According to fresh reports, the US intelligence had, days before the Hamas attack, warned of the risk of a looming Gaza-Israel conflict. The intelligence updates, dated September 28 and October 5, indicated that Hamas was preparing to escalate rocket attacks across the border.
Ahead of the Hamas attack in Southern Israel, the US intelligence community issued two assessments based on intelligence shared by Israel, cautioning the Joe Biden administration about a growing risk of Palestinian-Israeli conflict, CNN reported, citing sources.
The CIA, in an October 5 wire, warned generally of the increasing possibility of violence by Hamas. A day before the October 7 attack, US officials received reports from Israel signaling unusual Hamas activity, suggesting an imminent attack.

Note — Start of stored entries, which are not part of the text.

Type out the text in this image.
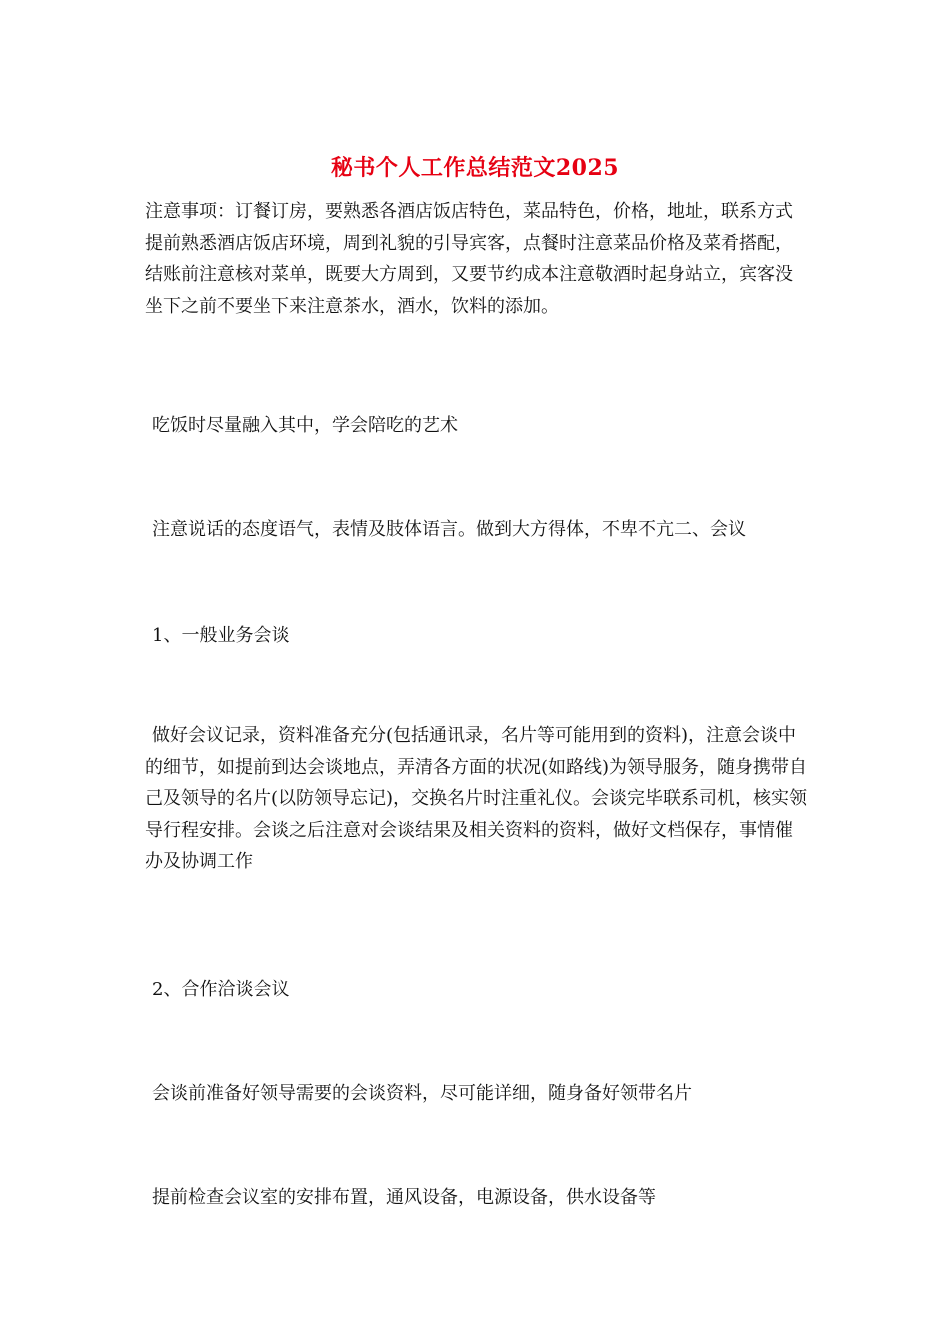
秘书个人工作总结范文2025

注意事项：订餐订房，要熟悉各酒店饭店特色，菜品特色，价格，地址，联系方式提前熟悉酒店饭店环境，周到礼貌的引导宾客，点餐时注意菜品价格及菜肴搭配，结账前注意核对菜单，既要大方周到，又要节约成本注意敬酒时起身站立，宾客没坐下之前不要坐下来注意茶水，酒水，饮料的添加。

吃饭时尽量融入其中，学会陪吃的艺术

注意说话的态度语气，表情及肢体语言。做到大方得体，不卑不亢二、会议

1、一般业务会谈

做好会议记录，资料准备充分(包括通讯录，名片等可能用到的资料)，注意会谈中的细节，如提前到达会谈地点，弄清各方面的状况(如路线)为领导服务，随身携带自己及领导的名片(以防领导忘记)，交换名片时注重礼仪。会谈完毕联系司机，核实领导行程安排。会谈之后注意对会谈结果及相关资料的资料，做好文档保存，事情催办及协调工作

2、合作洽谈会议

会谈前准备好领导需要的会谈资料，尽可能详细，随身备好领带名片

提前检查会议室的安排布置，通风设备，电源设备，供水设备等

However, these US assessments did not offer specific details about the scale and brutality of the operation that Hamas executed on October 7, leaving over a thousand Israelis dead. Although these reports were not new to many officials, they have raised concerns about whether both the US and Israel were sufficiently attuned to the looming risks.
Also, it is uncertain if any of these American assessments were shared with Israel, which provides much of the intelligence that the US bases its reports on.
America’s Middle Eastern allies, including Arab countries, had repeatedly warned US and Israeli officials that Palestinian anger had reached a dangerous level. Despite these warnings, the attack took them by surprise. CIA Director Bill Burns was also worried about increased violence between Israelis and Palestinians in the past.
While US officials insist that they were tracking the situation strategically, the lack of specific tactical warnings has led some to question the effectiveness of intelligence sharing. US officials emphasize that much of their intelligence on the region is provided by Israel.
Their failure to predict the magnitude of the attack may be attributed to a lack of imagination and Hamas’s adept use of counterintelligence measures. The terror outfit concealed its planning by avoiding digital communications that could be tracked by Israel and holding in-person planning meetings. Israel also failed to recognize key indicators, such as Hamas training exercises conducted at multiple sites near the Israeli border.
In retrospect, both US and Israeli officials acknowledge that they underestimated the threat posed by Hamas, and had been lured into complacency by Israeli policies.
It is possible that the scale of the Hamas operation exceeded the terror group’s own expectations.
Yet those strategic warnings did nothing to help US or Israeli officials predict the events of October 7, when more than 1,000 Hamas fighters poured across the border into Israel in an operation that would leave more than a thousand Israelis dead.
For most US and Israeli officials who were tracking the intelligence, the expectation was that there would likely be just another round of small-scale violence by Hamas — perhaps some rocket fire that Israel’s Iron Dome would intercept.
“If we had known or if we know of a pending attack against an ally, we would clearly inform that ally,” Secretary of Defence Lloyd Austin said on Friday.